Ивановы взглянули и увидѣли передъ собой что-то колоссальное, съ плоскимъ византійскимъ, придавленнымъ куполомъ и окруженное самыми разнообразными, облупившимися каменными пристройками, которыя сидѣли на немъ, какъ громадныя бородавки. Къ этимъ пристройкамъ, прижимаясь, ютились другія, болѣе мелкія пристройки. Въ облупленныхъ мѣстахъ виднѣлся красный кирпичъ, и самъ уже начинающій осыпаться. А изъ мелкихъ пристроекъ выставились и уперлись въ небо четыре остроконечные круглые минарета, какъ-бы сторожащіе всю эту массу прижавшихся другъ къ другу построекъ. На первый взглядъ представлялась какая-то безформенная каменная громада, даже и не похожая на храмъ. Виднѣлась далеко не презентабельная рѣшетка, окружающая всѣ зданія и пристройки.

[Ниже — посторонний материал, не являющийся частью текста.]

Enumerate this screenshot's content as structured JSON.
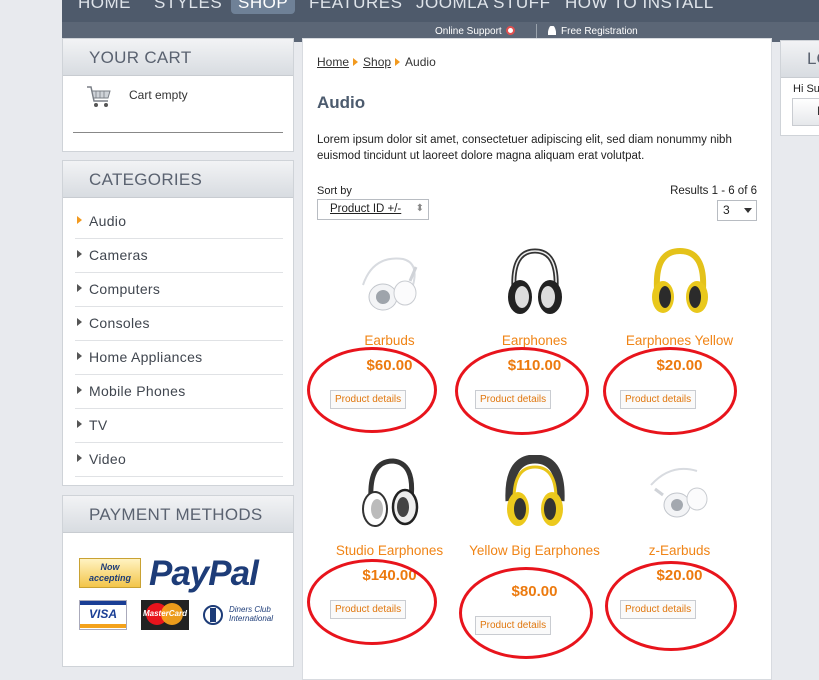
{
  "top_nav": {
    "items": [
      {
        "label": "HOME",
        "active": false
      },
      {
        "label": "STYLES",
        "active": false
      },
      {
        "label": "SHOP",
        "active": true
      },
      {
        "label": "FEATURES",
        "active": false
      },
      {
        "label": "JOOMLA STUFF",
        "active": false
      },
      {
        "label": "HOW TO INSTALL",
        "active": false
      }
    ]
  },
  "sub_bar": {
    "online_support": "Online Support",
    "free_registration": "Free Registration"
  },
  "cart": {
    "title": "YOUR CART",
    "status": "Cart empty"
  },
  "categories": {
    "title": "CATEGORIES",
    "items": [
      {
        "label": "Audio",
        "active": true
      },
      {
        "label": "Cameras",
        "active": false
      },
      {
        "label": "Computers",
        "active": false
      },
      {
        "label": "Consoles",
        "active": false
      },
      {
        "label": "Home Appliances",
        "active": false
      },
      {
        "label": "Mobile Phones",
        "active": false
      },
      {
        "label": "TV",
        "active": false
      },
      {
        "label": "Video",
        "active": false
      }
    ]
  },
  "payment": {
    "title": "PAYMENT METHODS",
    "now_accepting": "Now accepting",
    "paypal": "PayPal",
    "visa": "VISA",
    "mastercard": "MasterCard",
    "diners": "Diners Club International"
  },
  "breadcrumb": {
    "home": "Home",
    "shop": "Shop",
    "current": "Audio"
  },
  "page": {
    "title": "Audio",
    "description": "Lorem ipsum dolor sit amet, consectetuer adipiscing elit, sed diam nonummy nibh euismod tincidunt ut laoreet dolore magna aliquam erat volutpat.",
    "sort_label": "Sort by",
    "sort_value": "Product ID +/-",
    "results": "Results 1 - 6 of 6",
    "per_page": "3"
  },
  "products": [
    {
      "name": "Earbuds",
      "price": "$60.00",
      "button": "Product details"
    },
    {
      "name": "Earphones",
      "price": "$110.00",
      "button": "Product details"
    },
    {
      "name": "Earphones Yellow",
      "price": "$20.00",
      "button": "Product details"
    },
    {
      "name": "Studio Earphones",
      "price": "$140.00",
      "button": "Product details"
    },
    {
      "name": "Yellow Big Earphones",
      "price": "$80.00",
      "button": "Product details"
    },
    {
      "name": "z-Earbuds",
      "price": "$20.00",
      "button": "Product details"
    }
  ],
  "login_box": {
    "title": "LO",
    "greeting": "Hi Su",
    "button": "L"
  },
  "colors": {
    "accent": "#f08416",
    "annotation": "#e8141c",
    "nav": "#4e5a6b",
    "heading": "#4c5b6e"
  }
}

— Это-то знаменитая Софія? вырвалось у Глафиры Семеновны. — Не нахожу въ ней ничего особеннаго. Чего-же кричатъ-то такъ объ ней? Софія, Софія…

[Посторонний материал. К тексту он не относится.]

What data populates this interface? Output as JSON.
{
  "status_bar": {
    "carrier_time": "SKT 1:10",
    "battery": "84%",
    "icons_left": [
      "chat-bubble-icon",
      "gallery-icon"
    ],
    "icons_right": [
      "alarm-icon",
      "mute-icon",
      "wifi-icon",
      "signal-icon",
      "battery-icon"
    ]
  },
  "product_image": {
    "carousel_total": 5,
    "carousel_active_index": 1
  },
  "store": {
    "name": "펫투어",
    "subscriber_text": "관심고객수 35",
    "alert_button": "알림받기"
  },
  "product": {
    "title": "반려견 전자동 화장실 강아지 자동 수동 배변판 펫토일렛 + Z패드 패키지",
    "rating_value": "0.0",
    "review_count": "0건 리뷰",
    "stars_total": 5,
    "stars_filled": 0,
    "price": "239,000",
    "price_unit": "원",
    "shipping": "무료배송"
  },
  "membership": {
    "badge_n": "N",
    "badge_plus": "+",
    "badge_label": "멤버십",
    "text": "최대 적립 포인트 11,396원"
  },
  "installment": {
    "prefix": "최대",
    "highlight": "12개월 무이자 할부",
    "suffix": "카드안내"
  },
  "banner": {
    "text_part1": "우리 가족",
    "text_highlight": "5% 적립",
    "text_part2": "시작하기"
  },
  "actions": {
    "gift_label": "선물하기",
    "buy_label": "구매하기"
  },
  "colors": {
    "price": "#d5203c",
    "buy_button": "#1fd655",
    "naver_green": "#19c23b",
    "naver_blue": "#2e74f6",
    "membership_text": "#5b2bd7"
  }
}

— О, мадамъ, она испорчена пристройками, отвѣчалъ Нюренбергъ. — Это, кто изъ султановъ не прикладывалъ сюда своего рука! Одинъ — фонтанъ выстроилъ, другаго — минареты пристроилъ, третьяго — прилѣпилъ маленькаго кіоскъ, четвертаго — тоже… Всѣ, всѣ хотѣли быть строители. Вотъ эти облупившагося стѣны, что вы видите, были пристроены, чтобы мечеть не упала. Показалось при какого-то султана, что она должна упасть, ну, и выстроили глупаго подпорки. Но посмотрите Ая-Софія внутри! Ахъ! Одного американскаго архитекторъ упалъ въ обморокъ, когда вошелъ въ Ая-Софія. Да-съ… Упалъ въ обморокъ, а потомъ сошелъ съ ума. Ну, да вы сейчасъ увидите.

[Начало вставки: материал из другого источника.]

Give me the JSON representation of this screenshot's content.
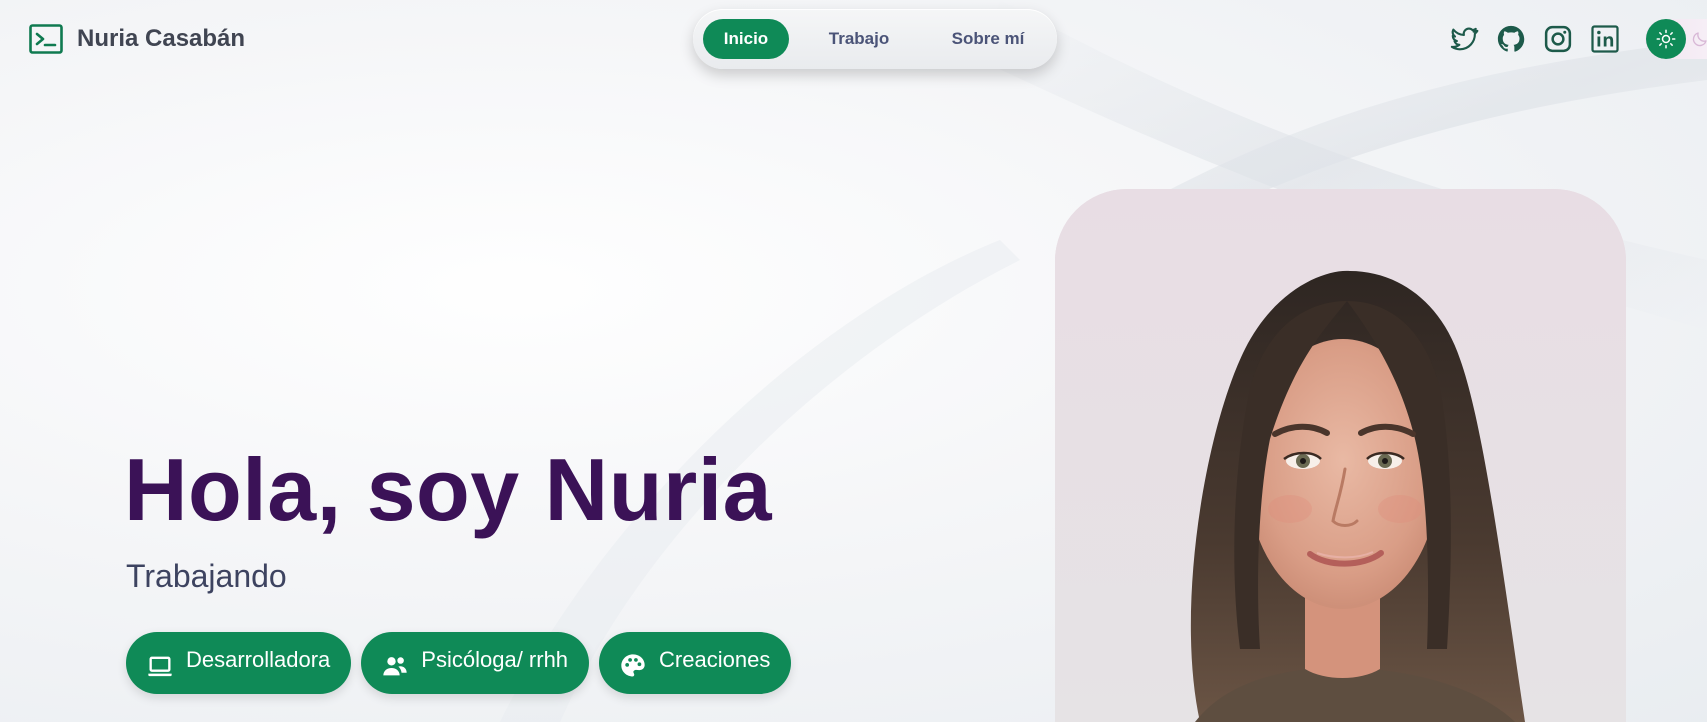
{
  "header": {
    "brand_name": "Nuria Casabán",
    "brand_icon": "terminal-icon",
    "nav": [
      {
        "label": "Inicio",
        "active": true
      },
      {
        "label": "Trabajo",
        "active": false
      },
      {
        "label": "Sobre mí",
        "active": false
      }
    ],
    "socials": [
      "twitter-icon",
      "github-icon",
      "instagram-icon",
      "linkedin-icon"
    ],
    "theme_toggle": {
      "current": "light",
      "icons": [
        "sun-icon",
        "moon-icon"
      ]
    }
  },
  "hero": {
    "title": "Hola, soy Nuria",
    "subtitle": "Trabajando",
    "chips": [
      {
        "label": "Desarrolladora",
        "icon": "laptop-icon"
      },
      {
        "label": "Psicóloga/ rrhh",
        "icon": "users-icon"
      },
      {
        "label": "Creaciones",
        "icon": "palette-icon"
      }
    ]
  },
  "colors": {
    "accent": "#0f8a57",
    "title": "#3b1257",
    "subtitle": "#3d4360",
    "nav_text": "#4b5478"
  }
}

— Николай Ивановичъ, какъ твое впечатлѣніе? обратилась Глафира Семеновна къ мужу.

— Да дѣйствительно, какъ будто того… Не то на городъ съ рѣки смотришь, не то… Но отчего на куполѣ луны нѣтъ? Я гдѣ-то читалъ или слышалъ, что турки какъ взяли Константинополь, сейчасъ-же крестъ замѣнили луной, а тутъ ни креста, ни луны, а только одинъ шпиль. Да… Софію я себѣ совсѣмъ иначе воображалъ!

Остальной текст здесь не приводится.